Today, I noticed my heart rate had stabilized- a good sign that fatigue had leveled off.
I made it 100 miles to Kayenta- another time of limited options to stop- so I took advantage of it to get some additional rest. Confession: today I did ride 1.5 extra miles to get to 100 for the day- and try to get a picturesque shot to end the day (but failed). I got my phone fixed (simple reset) and called Alisa- see my story from an earlier post. Dinner was a disappointingly bland pizza at the Hampton Inn where I was staying. Another day was done, and although I had ridden 100 miles, I was able to get some recovery with the Rocky Mountains looming.
There is definite beauty in the desert, but I was looking forward to the end of the monotony of brown colors and lonely areas. Today had a lot to look forward to- riding into Colorado and another Warmshowers stop after several nights of hotels and a short detour to 4 Corners, which I reached after 78 easy miles. I made brief stops at both the 4 Corners Monument and the Colorado Welcome sign- for my Christian Cycling sponsors. I had to improvise when I stopped at state welcome signs, using bungee cords to hold my TDSU17 sign, but at more popular areas there were always willing photographers to take pictures for me.
As I began a slow climb over 30-40 miles into Colorado- from the lowest point of the day at the border crossing the San Juan River- the desert slowly turned from brown to green. Although I had several days of hard climbing ahead, I love Colorado and felt rejuvenated by the spectacular scenery.
I took another nap and rode the 57 miles from 4 Corners to Mancos, up to the highest elevation for a nightly stop on the ride- exactly 7000 feet.

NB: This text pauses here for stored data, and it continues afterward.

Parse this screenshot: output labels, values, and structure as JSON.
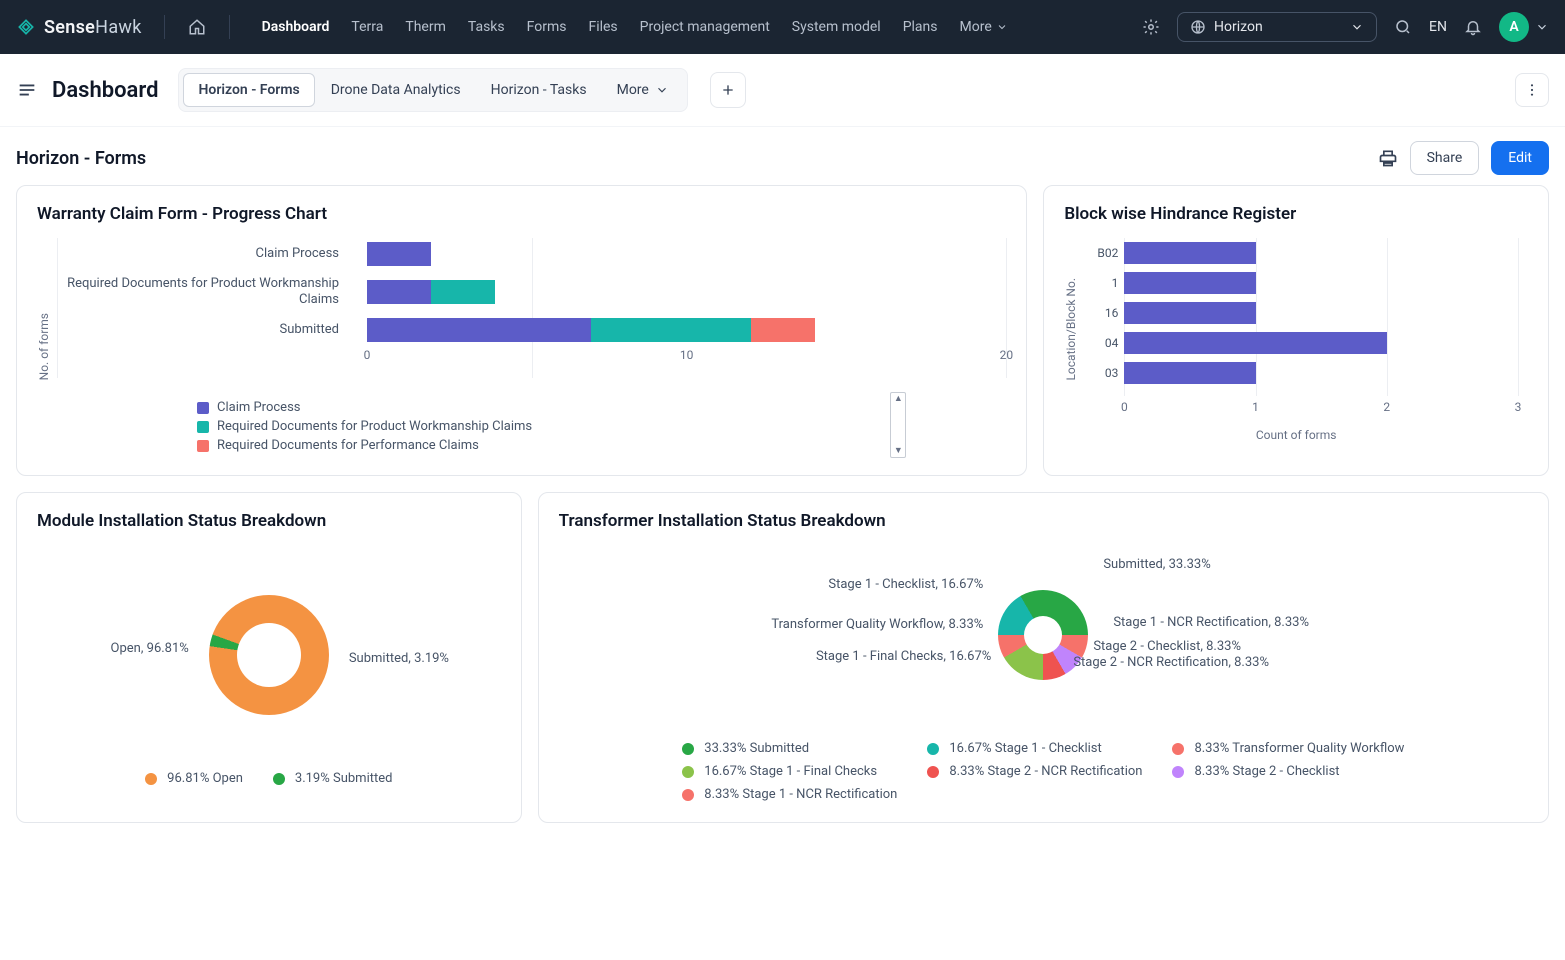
{
  "brand": {
    "sense": "Sense",
    "hawk": "Hawk"
  },
  "nav": {
    "items": [
      "Dashboard",
      "Terra",
      "Therm",
      "Tasks",
      "Forms",
      "Files",
      "Project management",
      "System model",
      "Plans"
    ],
    "more": "More",
    "selector_label": "Horizon",
    "lang": "EN",
    "avatar_initial": "A"
  },
  "subbar": {
    "title": "Dashboard",
    "tabs": [
      "Horizon - Forms",
      "Drone Data Analytics",
      "Horizon - Tasks"
    ],
    "more": "More"
  },
  "titlebar": {
    "heading": "Horizon - Forms",
    "share": "Share",
    "edit": "Edit"
  },
  "cards": {
    "warranty": {
      "title": "Warranty Claim Form - Progress Chart"
    },
    "block": {
      "title": "Block wise Hindrance Register"
    },
    "module": {
      "title": "Module Installation Status Breakdown"
    },
    "transformer": {
      "title": "Transformer Installation Status Breakdown"
    }
  },
  "chart_data": [
    {
      "id": "warranty",
      "type": "bar",
      "orientation": "horizontal",
      "stacked": true,
      "ylabel": "No. of forms",
      "xlim": [
        0,
        20
      ],
      "xticks": [
        0,
        10,
        20
      ],
      "categories": [
        "Claim Process",
        "Required Documents for Product Workmanship Claims",
        "Submitted"
      ],
      "series": [
        {
          "name": "Claim Process",
          "color": "#5c5cc8",
          "values": [
            2,
            2,
            7
          ]
        },
        {
          "name": "Required Documents for Product Workmanship Claims",
          "color": "#17b6aa",
          "values": [
            0,
            2,
            5
          ]
        },
        {
          "name": "Required Documents for Performance Claims",
          "color": "#f6726a",
          "values": [
            0,
            0,
            2
          ]
        }
      ]
    },
    {
      "id": "block",
      "type": "bar",
      "orientation": "horizontal",
      "xlabel": "Count of forms",
      "ylabel": "Location/Block No.",
      "xlim": [
        0,
        3
      ],
      "xticks": [
        0,
        1,
        2,
        3
      ],
      "categories": [
        "B02",
        "1",
        "16",
        "04",
        "03"
      ],
      "series": [
        {
          "name": "Count of forms",
          "color": "#5c5cc8",
          "values": [
            1,
            1,
            1,
            2,
            1
          ]
        }
      ]
    },
    {
      "id": "module",
      "type": "pie",
      "donut": true,
      "series": [
        {
          "name": "Open",
          "value": 96.81,
          "color": "#f49342",
          "label": "Open, 96.81%"
        },
        {
          "name": "Submitted",
          "value": 3.19,
          "color": "#28a745",
          "label": "Submitted, 3.19%"
        }
      ],
      "legend": [
        "96.81% Open",
        "3.19% Submitted"
      ]
    },
    {
      "id": "transformer",
      "type": "pie",
      "donut": true,
      "series": [
        {
          "name": "Submitted",
          "value": 33.33,
          "color": "#28a745",
          "label": "Submitted, 33.33%"
        },
        {
          "name": "Stage 1 - Checklist",
          "value": 16.67,
          "color": "#17b6aa",
          "label": "Stage 1 - Checklist, 16.67%"
        },
        {
          "name": "Transformer Quality Workflow",
          "value": 8.33,
          "color": "#f6726a",
          "label": "Transformer Quality Workflow, 8.33%"
        },
        {
          "name": "Stage 1 - Final Checks",
          "value": 16.67,
          "color": "#8bc34a",
          "label": "Stage 1 - Final Checks, 16.67%"
        },
        {
          "name": "Stage 2 - NCR Rectification",
          "value": 8.33,
          "color": "#ef5350",
          "label": "Stage 2 - NCR Rectification, 8.33%"
        },
        {
          "name": "Stage 2 - Checklist",
          "value": 8.33,
          "color": "#c084fc",
          "label": "Stage 2 - Checklist, 8.33%"
        },
        {
          "name": "Stage 1 - NCR Rectification",
          "value": 8.33,
          "color": "#f6726a",
          "label": "Stage 1 - NCR Rectification, 8.33%"
        }
      ],
      "legend": [
        "33.33% Submitted",
        "16.67% Stage 1 - Checklist",
        "8.33% Transformer Quality Workflow",
        "16.67% Stage 1 - Final Checks",
        "8.33% Stage 2 - NCR Rectification",
        "8.33% Stage 2 - Checklist",
        "8.33% Stage 1 - NCR Rectification"
      ]
    }
  ]
}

As I headed out of Cortez on US160 in the late afternoon, I was in my normal rhythm riding along in my aerobars, only looking perhaps 10 feet ahead. Suddenly, I saw a snake stretched out sunning itself on the shoulder. With no time to react, I ran over it, striking it just behind its head. I immediately thought “rattlesnake?”- and turned around. Not wanting to get within 10 feet at most, I snapped a few somewhat fuzzy pictures as it coiled up, obviously not killed by my running over it. Of all the individual stories of riding across America, this one has probably turned out to be the most popular! I had to wait until I could show my pictures to others, who were certain they saw rattles, to confirm it was a rattlesnake.
By the end of TDSU17, the ride synopsis became 3600 miles in 28 days, over 1 million pedal strokes- and 1 rattlesnake encounter!
I finished the climb into Mancos, for my overnight stop with Kenny and Patsy Smith. They aren’t on Warmshowers, but I was referred to them by a Warmshowers host who was out of town. Kenny and Patsy are an amazing couple and one of best nights of the ride- maybe the best but I don’t want to offend anyone! They cooked a fantastic dinner of grilled burgers, fresh vegetables from their garden, and a tasty microbrew. Through dinner and the evening, they asked about my ride and shared stories of their own adventures from rafting trips to off road bike races, and were simply a delight to spend time with (this coming from someone is definitely an introvert).
Another sight of the day was riding past the entrance to Mesa Verde National Park- which I visited years ago. Kenny and Patsy told me to come back with my family and they’d give me a personal tour. I can’t wait to take them up on their offer!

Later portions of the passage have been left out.